The budget is set to allocate €35 million to the National Housing Agency (ANAH) in 2023. In response, the ministry of housing said to Capital France that one of their top priorities is “a single aid for the adaptation of housing to ageing” that would replace several existing government subsidies.

What is the goal of Ma Prime Adapt?

Similar to Ma Prime Renov, this programme hopes to provide additional funding for home refurbishment.

But while Ma Prime Renov focuses on environmentally friendly home adaptations, Ma Prime Adapt aims to make it simpler for older people or those with disabilities to refurbish their homes in order to maintain their autonomy and avoid falls.  

The French government also aims to reduce the number of fatal or disabling falls of people aged 65 by at least 20 percent by 2024, and by 2032, the goal is for at least 680,000 homes to be adapted, particularly those of low-income older people.

Who can benefit?

According to reporting by Le Monde, this aid is not solely reserved for people who already have decreased mobility. 

Instead, it is intended for older people generally.

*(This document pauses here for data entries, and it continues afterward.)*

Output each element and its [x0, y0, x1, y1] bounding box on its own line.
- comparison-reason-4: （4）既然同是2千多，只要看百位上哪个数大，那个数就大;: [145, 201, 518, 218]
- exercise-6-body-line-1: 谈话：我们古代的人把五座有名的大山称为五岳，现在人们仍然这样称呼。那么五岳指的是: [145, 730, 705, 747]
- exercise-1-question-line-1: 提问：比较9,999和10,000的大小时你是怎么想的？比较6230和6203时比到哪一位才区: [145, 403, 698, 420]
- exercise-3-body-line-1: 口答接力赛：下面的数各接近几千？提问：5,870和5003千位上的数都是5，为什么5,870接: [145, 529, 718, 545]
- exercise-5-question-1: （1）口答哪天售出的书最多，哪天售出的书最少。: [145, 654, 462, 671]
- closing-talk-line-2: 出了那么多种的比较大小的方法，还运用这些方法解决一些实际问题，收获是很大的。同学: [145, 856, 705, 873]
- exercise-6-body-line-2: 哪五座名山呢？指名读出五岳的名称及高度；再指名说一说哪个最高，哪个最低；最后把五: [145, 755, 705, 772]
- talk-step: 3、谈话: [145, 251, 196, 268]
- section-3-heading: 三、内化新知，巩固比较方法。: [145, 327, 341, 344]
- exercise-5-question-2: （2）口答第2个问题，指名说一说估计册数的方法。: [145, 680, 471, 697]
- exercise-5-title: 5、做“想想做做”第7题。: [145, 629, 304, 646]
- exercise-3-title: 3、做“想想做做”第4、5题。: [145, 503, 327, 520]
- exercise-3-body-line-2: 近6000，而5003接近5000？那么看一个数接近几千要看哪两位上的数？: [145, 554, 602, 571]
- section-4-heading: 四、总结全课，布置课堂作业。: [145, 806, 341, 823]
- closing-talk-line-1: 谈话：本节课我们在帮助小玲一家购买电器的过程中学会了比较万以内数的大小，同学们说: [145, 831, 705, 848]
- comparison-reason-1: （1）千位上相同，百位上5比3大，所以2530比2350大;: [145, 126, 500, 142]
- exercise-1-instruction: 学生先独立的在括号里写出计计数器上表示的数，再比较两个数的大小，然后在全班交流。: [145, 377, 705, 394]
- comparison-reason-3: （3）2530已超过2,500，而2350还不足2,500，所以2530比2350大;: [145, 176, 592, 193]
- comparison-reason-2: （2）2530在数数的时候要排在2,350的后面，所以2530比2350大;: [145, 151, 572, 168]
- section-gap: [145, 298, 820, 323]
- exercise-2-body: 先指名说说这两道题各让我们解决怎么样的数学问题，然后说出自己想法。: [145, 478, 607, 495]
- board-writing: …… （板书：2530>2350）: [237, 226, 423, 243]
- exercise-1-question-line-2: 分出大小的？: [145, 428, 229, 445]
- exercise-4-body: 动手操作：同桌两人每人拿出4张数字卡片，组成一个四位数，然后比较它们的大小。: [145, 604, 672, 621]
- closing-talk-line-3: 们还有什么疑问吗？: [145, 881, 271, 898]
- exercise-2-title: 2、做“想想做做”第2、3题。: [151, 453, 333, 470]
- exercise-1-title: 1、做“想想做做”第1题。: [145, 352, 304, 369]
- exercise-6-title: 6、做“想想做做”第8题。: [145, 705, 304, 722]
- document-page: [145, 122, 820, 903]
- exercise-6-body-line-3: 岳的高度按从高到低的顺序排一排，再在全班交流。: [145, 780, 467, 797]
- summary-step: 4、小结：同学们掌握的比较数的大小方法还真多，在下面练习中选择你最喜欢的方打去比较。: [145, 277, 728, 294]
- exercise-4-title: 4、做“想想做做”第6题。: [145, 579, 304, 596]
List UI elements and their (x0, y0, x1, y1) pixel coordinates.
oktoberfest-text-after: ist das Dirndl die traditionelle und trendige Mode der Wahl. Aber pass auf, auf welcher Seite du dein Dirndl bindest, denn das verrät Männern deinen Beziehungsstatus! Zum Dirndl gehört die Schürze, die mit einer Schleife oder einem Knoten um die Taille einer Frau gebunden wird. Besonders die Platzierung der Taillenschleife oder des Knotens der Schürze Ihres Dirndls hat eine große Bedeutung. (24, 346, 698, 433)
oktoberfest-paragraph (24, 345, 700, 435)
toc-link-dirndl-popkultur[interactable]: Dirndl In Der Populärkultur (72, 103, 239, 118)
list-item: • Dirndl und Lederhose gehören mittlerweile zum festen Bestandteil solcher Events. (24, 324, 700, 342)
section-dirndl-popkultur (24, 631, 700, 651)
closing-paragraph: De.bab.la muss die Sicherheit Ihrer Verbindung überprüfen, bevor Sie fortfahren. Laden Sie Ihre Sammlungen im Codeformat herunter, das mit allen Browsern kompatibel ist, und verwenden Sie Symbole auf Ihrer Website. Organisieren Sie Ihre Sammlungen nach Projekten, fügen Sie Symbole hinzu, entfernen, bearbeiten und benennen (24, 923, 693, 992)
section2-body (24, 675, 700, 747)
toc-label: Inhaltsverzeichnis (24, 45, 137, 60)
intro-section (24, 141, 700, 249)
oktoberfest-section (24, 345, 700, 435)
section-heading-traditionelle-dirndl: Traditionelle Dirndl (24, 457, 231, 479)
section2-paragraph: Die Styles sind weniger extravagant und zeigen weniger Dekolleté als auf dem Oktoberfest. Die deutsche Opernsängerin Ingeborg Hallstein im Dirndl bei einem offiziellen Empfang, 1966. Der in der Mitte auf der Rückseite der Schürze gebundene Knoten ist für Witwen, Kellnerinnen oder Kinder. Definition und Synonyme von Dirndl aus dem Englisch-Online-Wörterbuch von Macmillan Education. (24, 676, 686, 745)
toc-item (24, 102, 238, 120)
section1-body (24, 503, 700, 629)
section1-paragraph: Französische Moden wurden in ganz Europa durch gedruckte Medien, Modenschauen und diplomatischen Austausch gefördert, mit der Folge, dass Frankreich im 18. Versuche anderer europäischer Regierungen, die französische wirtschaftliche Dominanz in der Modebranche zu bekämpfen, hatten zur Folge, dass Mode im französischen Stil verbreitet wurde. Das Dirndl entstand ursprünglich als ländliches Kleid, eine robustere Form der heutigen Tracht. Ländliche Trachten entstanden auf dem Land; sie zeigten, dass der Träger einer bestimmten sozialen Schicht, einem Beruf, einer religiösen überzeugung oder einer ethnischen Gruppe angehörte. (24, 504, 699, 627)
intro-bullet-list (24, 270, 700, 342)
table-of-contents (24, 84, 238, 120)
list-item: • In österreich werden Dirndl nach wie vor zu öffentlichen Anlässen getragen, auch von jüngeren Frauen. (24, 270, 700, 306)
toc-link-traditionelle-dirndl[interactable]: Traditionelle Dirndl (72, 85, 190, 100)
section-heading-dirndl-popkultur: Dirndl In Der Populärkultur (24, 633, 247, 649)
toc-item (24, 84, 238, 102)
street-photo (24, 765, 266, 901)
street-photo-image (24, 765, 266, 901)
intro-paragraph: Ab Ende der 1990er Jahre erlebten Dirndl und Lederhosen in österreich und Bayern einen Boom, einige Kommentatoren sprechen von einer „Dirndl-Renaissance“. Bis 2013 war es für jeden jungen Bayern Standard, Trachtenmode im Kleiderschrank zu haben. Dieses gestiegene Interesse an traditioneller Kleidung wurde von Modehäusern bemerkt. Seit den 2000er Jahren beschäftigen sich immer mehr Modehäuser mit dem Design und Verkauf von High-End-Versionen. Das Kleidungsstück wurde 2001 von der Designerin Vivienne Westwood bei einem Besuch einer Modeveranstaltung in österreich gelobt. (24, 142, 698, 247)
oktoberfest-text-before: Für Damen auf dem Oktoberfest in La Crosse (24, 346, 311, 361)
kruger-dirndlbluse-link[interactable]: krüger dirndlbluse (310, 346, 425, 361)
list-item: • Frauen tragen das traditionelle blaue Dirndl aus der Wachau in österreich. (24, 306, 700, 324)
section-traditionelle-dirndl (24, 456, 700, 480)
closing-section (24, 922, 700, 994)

When applying, the applicant must be able to demonstrate that they are an independent retiree and need (this could be based on income, age, health, etc) to adapt their housing in order to make it more accessible.

The amount of assistance offered will be means-tested based on financial status.

What types of work would qualify?

Some examples of work that might qualify for assistance might be:

  • adapting the bathroom (for example, adding grab bars or enlarging the door)
  • replacing the bathtub with a shower
  • installing a bathtub with a door
  • installing a stair lift
  • adding access ramps to the home

The benefit is not limited to those options – any project that aims to increase home accessibility for a senior could qualify, as long as it is not simply aesthetic-focused.

Can it be combined with Ma Prime Renov?

They have different criteria, but Ma Prime Renov and Ma Prime Adapt can be combined in order to provide maximum support to elderly people wishing to adapt and stay in their homes.

How can I apply?

In order to apply, you will be required to meet the conditions stated above, in addition to being able to demonstrate that the housing in question is at least 15 years old and that the amount of work being done would cost at least €1,500.

Keep in mind that the renovation will need to be carried out by a recognised building company or contractor – specifically one with the label “RGE.”

You will be able  toapply for the Ma Prime Adapt aid via France’s National Housing Agency (ANAH). A dedicated website will be created to facilitate the process, with a launch date TBC. 

On the site, you will submit an application form that includes the estimates of the work planned. According to Le Monde, €5,600 will be the maximum amount of aid to be offered, and the cost of work will be capped at €8,000. However, this information has not yet been published by the National Housing Agency. 

What have the other available schemes been?

Currently, retirees in France can apply for the “Habiter facile” scheme from the ANAH (Agence Nationale de l’Habitat), which also helps to finance work that promotes the ability of elderly people to remain in their homes.

“Bien vieillir chez soi” is a similar aid scheme which is offered by the CNAV (social security).

The elderly and disabled can also benefit from tax credits on accessibility or home adaptation work. 

These will likely be replaced by Ma Prime Adapt, which will combine all benefits into one package.